With the advent of refined laparoscopic instruments, it is possible to treat numerous operable gynaecological conditions. With laparoscopic access, we can operate even more complicated cases like severe endometriosis, cancers etc. 

The common diseases which can be treated with laparoscopic surgery are following : 

  1. Uterine Bleeding: An abnormal form of bleeding from the vagina is medically defined as “AUB / DUB (Abnormal /Dysfunctional Uterine Bleeding)”. The bleeding problem which is not responding to medicinal treatment can be dealt with Laparoscopy. Abnormal / Dysfunctional Uterine bleeding is due to an abnormality in the endometrium of the uterus which usually responds to medicinal treatment. In cases where medicine is not able to control the symptoms, uterus, along with both fallopian tubes +/- ovaries, can be removed laparoscopically. In another treatment modality, the endometrium (inside lining of uterine cavity) can be ablated to reduce the troublesome bleeding. The latter procedure is done by hysteroscopy. 

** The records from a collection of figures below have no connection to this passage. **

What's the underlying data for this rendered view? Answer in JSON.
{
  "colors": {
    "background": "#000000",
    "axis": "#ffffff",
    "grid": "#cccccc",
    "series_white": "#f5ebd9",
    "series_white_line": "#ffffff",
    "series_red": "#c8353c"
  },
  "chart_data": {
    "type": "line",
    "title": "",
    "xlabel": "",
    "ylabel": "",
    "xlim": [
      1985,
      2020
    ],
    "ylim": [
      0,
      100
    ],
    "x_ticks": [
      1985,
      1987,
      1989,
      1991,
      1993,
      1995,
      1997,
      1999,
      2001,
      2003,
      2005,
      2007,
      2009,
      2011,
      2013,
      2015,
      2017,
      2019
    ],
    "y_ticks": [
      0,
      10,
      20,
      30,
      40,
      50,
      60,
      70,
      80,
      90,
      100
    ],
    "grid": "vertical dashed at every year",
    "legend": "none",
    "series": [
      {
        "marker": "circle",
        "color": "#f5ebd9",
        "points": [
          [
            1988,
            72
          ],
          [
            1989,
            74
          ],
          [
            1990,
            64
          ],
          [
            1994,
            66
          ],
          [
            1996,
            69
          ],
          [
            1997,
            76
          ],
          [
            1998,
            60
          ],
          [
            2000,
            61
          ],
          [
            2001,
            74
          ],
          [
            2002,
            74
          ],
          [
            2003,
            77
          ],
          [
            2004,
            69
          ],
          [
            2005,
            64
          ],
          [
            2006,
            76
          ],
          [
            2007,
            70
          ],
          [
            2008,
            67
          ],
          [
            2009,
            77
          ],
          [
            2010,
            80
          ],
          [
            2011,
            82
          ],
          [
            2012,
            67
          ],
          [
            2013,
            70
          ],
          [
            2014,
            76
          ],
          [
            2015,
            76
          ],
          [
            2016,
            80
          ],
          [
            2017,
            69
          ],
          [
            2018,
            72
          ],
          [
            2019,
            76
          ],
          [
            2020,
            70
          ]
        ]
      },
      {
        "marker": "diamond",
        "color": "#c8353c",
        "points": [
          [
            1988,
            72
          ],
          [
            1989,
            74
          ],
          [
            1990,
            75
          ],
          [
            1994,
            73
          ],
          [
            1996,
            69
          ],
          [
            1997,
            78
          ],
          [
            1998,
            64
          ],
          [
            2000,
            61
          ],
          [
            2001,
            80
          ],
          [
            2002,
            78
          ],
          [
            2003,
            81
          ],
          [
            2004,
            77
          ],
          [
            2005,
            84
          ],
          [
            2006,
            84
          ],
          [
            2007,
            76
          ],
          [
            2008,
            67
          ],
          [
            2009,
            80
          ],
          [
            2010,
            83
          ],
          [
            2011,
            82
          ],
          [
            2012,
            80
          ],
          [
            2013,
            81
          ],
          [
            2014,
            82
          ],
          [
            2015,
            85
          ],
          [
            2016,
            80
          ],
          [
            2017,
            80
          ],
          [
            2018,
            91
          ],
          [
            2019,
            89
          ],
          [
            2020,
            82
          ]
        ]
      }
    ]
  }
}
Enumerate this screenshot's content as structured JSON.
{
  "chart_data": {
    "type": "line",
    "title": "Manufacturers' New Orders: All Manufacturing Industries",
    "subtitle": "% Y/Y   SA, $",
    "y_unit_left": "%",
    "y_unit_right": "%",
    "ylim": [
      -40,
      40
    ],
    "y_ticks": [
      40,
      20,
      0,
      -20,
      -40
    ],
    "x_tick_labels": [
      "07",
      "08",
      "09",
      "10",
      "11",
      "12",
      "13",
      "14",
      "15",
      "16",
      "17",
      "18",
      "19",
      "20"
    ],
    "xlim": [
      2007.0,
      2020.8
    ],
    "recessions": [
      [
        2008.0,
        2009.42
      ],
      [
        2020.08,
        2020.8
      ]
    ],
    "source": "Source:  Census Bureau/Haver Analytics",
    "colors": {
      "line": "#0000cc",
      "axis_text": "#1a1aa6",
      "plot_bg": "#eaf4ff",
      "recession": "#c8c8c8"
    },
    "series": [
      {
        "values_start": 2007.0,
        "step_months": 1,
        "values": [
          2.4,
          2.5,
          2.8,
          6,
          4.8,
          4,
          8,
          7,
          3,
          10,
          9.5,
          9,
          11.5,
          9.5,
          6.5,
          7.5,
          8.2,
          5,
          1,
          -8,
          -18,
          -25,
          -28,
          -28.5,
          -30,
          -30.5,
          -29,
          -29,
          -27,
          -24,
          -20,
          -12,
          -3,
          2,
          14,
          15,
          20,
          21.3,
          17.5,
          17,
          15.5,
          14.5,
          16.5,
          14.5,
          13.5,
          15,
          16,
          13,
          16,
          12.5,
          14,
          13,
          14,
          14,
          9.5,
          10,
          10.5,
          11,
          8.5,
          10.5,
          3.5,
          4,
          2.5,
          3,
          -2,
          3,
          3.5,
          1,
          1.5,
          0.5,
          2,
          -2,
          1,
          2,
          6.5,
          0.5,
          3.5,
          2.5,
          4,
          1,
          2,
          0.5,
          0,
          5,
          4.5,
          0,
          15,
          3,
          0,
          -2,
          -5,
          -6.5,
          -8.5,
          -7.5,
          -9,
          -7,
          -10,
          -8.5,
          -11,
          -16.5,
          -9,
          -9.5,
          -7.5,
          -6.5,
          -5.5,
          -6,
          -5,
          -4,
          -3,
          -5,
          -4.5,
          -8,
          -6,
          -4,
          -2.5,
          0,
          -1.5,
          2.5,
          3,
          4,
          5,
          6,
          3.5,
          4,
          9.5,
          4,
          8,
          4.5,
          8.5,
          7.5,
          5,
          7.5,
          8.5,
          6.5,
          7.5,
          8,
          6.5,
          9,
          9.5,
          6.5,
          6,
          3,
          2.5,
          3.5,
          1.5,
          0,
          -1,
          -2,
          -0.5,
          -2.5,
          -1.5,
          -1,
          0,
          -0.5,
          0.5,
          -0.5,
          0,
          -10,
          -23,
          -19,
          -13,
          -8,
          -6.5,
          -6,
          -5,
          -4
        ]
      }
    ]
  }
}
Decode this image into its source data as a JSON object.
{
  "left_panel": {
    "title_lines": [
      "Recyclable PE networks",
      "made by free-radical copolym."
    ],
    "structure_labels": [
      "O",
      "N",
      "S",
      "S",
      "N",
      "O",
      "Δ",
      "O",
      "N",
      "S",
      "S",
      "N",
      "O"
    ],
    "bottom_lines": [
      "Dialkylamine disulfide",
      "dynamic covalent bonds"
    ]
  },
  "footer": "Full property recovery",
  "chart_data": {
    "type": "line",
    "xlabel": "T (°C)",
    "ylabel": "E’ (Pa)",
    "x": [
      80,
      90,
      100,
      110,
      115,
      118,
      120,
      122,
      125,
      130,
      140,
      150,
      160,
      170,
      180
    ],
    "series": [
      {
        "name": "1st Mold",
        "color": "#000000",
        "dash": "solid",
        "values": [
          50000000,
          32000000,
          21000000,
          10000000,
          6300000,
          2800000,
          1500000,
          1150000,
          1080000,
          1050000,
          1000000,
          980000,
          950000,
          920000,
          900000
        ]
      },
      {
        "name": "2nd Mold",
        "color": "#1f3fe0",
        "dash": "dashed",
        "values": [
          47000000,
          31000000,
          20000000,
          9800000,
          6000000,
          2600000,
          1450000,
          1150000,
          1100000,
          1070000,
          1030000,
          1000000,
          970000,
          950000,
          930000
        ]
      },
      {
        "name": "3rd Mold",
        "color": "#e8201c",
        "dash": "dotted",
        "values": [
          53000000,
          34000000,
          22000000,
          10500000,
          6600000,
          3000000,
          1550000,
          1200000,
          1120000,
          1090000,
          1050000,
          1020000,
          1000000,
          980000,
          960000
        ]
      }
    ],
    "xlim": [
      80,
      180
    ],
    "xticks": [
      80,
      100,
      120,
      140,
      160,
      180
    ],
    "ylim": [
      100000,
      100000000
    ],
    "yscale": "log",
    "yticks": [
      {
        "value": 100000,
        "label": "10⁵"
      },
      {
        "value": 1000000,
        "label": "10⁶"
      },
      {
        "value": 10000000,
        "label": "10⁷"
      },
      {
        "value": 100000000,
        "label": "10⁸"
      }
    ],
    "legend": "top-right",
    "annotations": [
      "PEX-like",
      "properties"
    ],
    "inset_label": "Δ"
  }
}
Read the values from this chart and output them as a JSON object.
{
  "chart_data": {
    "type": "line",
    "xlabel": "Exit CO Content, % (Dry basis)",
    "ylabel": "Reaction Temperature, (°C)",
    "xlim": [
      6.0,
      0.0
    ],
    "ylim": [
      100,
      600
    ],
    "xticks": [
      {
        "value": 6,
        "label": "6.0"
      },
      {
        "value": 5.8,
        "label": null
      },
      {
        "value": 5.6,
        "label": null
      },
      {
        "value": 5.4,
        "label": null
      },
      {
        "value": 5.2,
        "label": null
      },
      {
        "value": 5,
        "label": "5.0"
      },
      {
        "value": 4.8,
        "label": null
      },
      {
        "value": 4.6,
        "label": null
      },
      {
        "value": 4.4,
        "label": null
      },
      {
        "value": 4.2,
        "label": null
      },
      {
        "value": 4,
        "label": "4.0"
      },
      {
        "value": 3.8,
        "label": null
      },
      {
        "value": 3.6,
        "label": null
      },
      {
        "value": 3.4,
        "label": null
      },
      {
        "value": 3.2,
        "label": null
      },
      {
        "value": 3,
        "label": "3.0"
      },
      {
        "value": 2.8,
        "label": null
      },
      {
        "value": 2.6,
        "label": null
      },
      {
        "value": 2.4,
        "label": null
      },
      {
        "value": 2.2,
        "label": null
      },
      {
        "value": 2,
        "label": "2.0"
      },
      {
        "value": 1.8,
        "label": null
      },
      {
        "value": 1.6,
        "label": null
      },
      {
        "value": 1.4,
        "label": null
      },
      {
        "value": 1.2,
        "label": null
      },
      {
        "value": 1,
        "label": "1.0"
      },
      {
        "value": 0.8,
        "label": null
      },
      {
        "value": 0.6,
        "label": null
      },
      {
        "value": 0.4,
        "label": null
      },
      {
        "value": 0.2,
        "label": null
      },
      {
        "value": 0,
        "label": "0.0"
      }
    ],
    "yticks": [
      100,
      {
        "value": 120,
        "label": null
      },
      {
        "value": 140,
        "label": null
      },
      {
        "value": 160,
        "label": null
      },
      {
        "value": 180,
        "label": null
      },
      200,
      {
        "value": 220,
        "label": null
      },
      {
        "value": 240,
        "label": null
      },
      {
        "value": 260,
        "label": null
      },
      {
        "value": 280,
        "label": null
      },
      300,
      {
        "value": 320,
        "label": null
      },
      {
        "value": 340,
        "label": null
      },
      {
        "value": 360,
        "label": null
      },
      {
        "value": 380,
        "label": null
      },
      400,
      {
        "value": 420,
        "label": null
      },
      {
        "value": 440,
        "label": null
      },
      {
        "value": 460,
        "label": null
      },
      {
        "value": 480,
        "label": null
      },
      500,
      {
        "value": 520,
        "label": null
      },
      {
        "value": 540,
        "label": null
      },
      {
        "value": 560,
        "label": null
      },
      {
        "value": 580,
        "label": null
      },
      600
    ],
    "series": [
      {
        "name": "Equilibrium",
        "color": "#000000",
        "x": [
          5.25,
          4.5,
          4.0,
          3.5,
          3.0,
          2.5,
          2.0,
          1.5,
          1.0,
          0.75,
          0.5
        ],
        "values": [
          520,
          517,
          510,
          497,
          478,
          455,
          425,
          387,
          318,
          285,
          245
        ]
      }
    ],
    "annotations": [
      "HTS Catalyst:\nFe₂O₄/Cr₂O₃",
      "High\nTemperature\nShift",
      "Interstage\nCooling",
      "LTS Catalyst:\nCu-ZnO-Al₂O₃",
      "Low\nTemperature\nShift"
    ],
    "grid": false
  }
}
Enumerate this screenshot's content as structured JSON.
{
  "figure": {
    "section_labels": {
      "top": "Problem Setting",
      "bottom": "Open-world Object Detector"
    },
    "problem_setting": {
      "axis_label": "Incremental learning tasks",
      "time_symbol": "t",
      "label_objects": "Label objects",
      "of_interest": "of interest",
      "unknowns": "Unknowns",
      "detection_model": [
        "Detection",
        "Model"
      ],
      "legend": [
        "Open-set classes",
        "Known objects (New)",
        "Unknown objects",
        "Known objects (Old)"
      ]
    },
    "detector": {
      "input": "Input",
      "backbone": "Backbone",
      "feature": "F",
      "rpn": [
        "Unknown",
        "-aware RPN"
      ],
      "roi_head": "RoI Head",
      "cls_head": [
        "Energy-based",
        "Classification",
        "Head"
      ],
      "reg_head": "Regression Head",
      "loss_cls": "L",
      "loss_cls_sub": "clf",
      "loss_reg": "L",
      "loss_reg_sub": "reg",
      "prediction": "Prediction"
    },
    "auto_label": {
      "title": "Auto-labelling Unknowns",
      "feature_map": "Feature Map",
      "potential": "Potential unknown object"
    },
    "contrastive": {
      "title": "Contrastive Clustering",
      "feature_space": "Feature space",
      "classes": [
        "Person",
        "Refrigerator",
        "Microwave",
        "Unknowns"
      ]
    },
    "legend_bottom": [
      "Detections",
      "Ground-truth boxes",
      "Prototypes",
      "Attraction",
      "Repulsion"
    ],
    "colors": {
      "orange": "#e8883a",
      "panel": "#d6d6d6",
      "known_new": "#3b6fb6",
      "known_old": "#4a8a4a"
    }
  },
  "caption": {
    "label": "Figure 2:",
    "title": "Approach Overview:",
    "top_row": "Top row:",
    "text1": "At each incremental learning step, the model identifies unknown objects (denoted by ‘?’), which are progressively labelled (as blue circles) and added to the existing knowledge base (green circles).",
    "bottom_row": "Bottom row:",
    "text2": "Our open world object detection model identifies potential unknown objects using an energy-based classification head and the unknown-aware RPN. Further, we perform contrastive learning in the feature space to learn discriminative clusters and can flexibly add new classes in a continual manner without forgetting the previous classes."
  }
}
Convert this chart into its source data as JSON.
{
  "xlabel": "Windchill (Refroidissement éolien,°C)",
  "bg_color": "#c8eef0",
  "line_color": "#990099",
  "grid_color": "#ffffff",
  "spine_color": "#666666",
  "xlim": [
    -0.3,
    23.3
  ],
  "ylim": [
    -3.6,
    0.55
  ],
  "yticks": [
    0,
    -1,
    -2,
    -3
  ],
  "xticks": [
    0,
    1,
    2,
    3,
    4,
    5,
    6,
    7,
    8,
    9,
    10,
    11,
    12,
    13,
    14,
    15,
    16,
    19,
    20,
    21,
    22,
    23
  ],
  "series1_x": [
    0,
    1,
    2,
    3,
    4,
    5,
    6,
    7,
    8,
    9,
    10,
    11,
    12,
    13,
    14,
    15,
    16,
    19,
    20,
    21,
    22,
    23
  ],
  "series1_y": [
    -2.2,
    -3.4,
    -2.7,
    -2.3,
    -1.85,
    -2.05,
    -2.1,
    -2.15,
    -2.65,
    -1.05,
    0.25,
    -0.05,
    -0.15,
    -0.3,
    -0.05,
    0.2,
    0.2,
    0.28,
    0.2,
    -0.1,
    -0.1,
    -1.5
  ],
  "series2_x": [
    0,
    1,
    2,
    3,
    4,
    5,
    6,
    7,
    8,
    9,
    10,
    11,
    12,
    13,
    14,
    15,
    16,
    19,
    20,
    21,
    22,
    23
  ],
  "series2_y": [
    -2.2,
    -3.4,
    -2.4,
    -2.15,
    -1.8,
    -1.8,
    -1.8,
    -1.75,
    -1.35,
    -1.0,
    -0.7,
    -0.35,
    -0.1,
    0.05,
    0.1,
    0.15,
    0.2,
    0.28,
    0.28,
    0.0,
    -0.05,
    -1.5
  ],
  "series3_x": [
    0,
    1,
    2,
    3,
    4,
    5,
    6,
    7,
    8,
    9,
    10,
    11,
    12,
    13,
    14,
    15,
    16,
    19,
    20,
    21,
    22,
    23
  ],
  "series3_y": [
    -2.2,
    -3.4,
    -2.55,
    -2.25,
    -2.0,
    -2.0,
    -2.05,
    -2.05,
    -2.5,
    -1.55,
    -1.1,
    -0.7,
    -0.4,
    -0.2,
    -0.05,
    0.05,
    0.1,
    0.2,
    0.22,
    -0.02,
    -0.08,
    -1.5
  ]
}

  2. Fibroid Uterus: Fibroids are commonly found in the uterus. Most of the time they are diagnosed on ultrasound. Fibroids can cause a problem in the form of abnormal bleeding (heavy menstrual flow, irregular menstrual bleeding pattern), painful periods (dysmenorrhea), recurrent miscarriage/abortion, infertility etc. Uterine fibroids usually need surgical removal and can be removed laparoscopically as well as hysteroscopically. Any size of the fibroid can be removed with the laparoscopic approach.
  3. Ovarian Cysts: Ovarian cysts are also common finding on ultrasound. Ovarian cysts which persist for longer times, suspicious of cancer, symptomatic (e.g pain abdomen) can be removed laparoscopically.
  4. Endometriosis: Endometriosis can present as ovarian endometrioma (Ovarian cyst or chocolate cyst), endometriosis implants in the pelvis, Adhesions in the pelvis (involving uterus, fallopian tubes, ovaries, intestinal loops, rectum etc) or a cause of infertility. All these entities can be treated laparoscopically. 
  5. Uterus Prolapse/ Vault Prolapse/ Pelvic Organ Prolapse: Uterus prolapse into the vagina, vaginal vault prolapsing into the vagina after hysterectomy can be treated with laparoscopic surgery.
  6. Uterine cancer, Uterine cervix cancer: Cancers of the uterus, uterine cervix, ovarian cancers after chemotherapy can be treated with laparoscopic surgery in which tumorous tissue can be removed with more precision.  
  7. Ectopic pregnancy: Extrauterine pregnancy e.g. pregnancy in fallopian tube (tubal pregnancy), pregnancy in ovaries (ovarian pregnancy), pregnancy in cervix (cervical pregnancy) can be treated with laparoscopic approach, as per the indications.
  8. Ovarian torsion: Due to numerous factors, ovarian tissue twists around its own axis which leads to compromise in its blood supply ultimately leading to infarction of ovarian tissue. Laparoscopically ovaries can be untwisted and fixed to prevent further twisting. 
  9. Recurrent miscarriage with incompetent cervix: With the incompetent cervix, there are chances of recurrent miscarriage. Few cases of incompetent cervix need cerclage from abdomen which can be performed through a laparoscopic approach.
  10. Blocked fallopian tubes: Fallopian tubes might get blocked due to infections, adhesion or pressure from the mass. In few cases, there is a requirement of tubal reconstruction in cases of tubal sterilization. All these fallopian tube blocks can be opened with laparoscopic surgery and hysteroscopically.